The system is organized into three layers:
Business Layer: Handles faculty operations, admin functions, and learning workflows
System Layer: Includes user interfaces, backend modules, APIs, and database logic
Technical Layer: Uses React, Spring Boot, SQL database, and secure authentication
Enterprise Architecture Diagram
Figure 1: Enterprise architecture showing platform components and interactions.
Figure 2: ER diagram representing data flow
The data flow in the Gemini Faculty Companion follows a structured path that connects users, courses, assessments, certificates, discussions, and analytics. The flow begins when a user logs in. The Users table stores personal details, role type, accessibility settings, and profile information. Each user belongs to a department through the Departments table. This connection helps administrators track adoption across different academic units.
When a faculty member accesses a course, the system retrieves information from the Courses and Modules tables. Every course is linked to several modules, and each module includes its own learning materials. As the user progresses, the system records their activity in the Progress table. This table captures module progress percentages, timestamps, and course level completion status.
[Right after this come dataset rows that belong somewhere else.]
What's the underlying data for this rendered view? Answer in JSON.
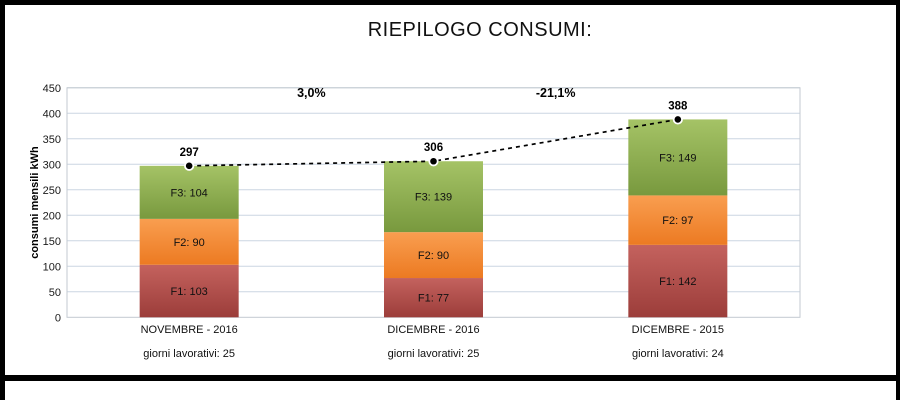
{
  "title": "RIEPILOGO CONSUMI:",
  "chart_data": {
    "type": "bar",
    "stacked": true,
    "title": "RIEPILOGO CONSUMI:",
    "ylabel": "consumi mensili kWh",
    "ylim": [
      0,
      450
    ],
    "ytick_step": 50,
    "grid": true,
    "legend": "none (labels inside segments)",
    "categories": [
      "NOVEMBRE - 2016",
      "DICEMBRE - 2016",
      "DICEMBRE - 2015"
    ],
    "category_sublabels": [
      "giorni lavorativi: 25",
      "giorni lavorativi: 25",
      "giorni lavorativi: 24"
    ],
    "series": [
      {
        "name": "F1",
        "values": [
          103,
          77,
          142
        ],
        "color": "#c0504d",
        "color_top": "#c4625e",
        "color_bottom": "#9c3d3a"
      },
      {
        "name": "F2",
        "values": [
          90,
          90,
          97
        ],
        "color": "#f79646",
        "color_top": "#f99e50",
        "color_bottom": "#ec7a22"
      },
      {
        "name": "F3",
        "values": [
          104,
          139,
          149
        ],
        "color": "#9bbb59",
        "color_top": "#a5c366",
        "color_bottom": "#78993e"
      }
    ],
    "segment_label_format": "{name}: {value}",
    "totals": [
      297,
      306,
      388
    ],
    "totals_line": {
      "type": "dashed",
      "color": "#000000",
      "marker": "black-circle-white-ring"
    },
    "change_labels": [
      "3,0%",
      "-21,1%"
    ],
    "style": {
      "grid_color": "#ccd6e2",
      "plot_border_color": "#c3cad1",
      "text_color": "#1a1a1a"
    }
  }
}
During assessments, the Quiz Questions table provides the questions, choices, and correct answers. When a faculty member submits a quiz, the Quiz Submissions table stores the selected answers, score, date, and user ID. These relationships allow the platform to show cumulative quiz scores and track learning performance.
Certificates are generated when a user completes all required modules in a course. The Certificates table records the user ID, course ID, issue date, and certificate file path. This allows the system to display all earned certificates in the user dashboard.
The platform also includes collaborative and feedback features. Discussion records connect users with their posted messages, categories, and timestamps through the Discussions and Discussion Categories tables. Faculty can add ratings and comments, which are stored in the Feedback table. These entries provide insight into user experience and support continuous improvement.
Search behavior is tracked in the Search Logs table. Each entry stores the user ID, search text, filters applied, and timestamp. This data supports admin analytics by showing what faculty look for most often.
Administrators access high-level insights through the Admin Analytics table. Metrics are calculated from data stored across progress, quizzes, certificates, discussions, and search logs. These analytics help the institution monitor engagement patterns, identify departments that need support, and understand how faculty interact with the platform.
The ERD shows a connected data flow where each feature uses a central set of relational tables. The flow moves from user actions to stored records and ends with aggregated analytics that support faculty development.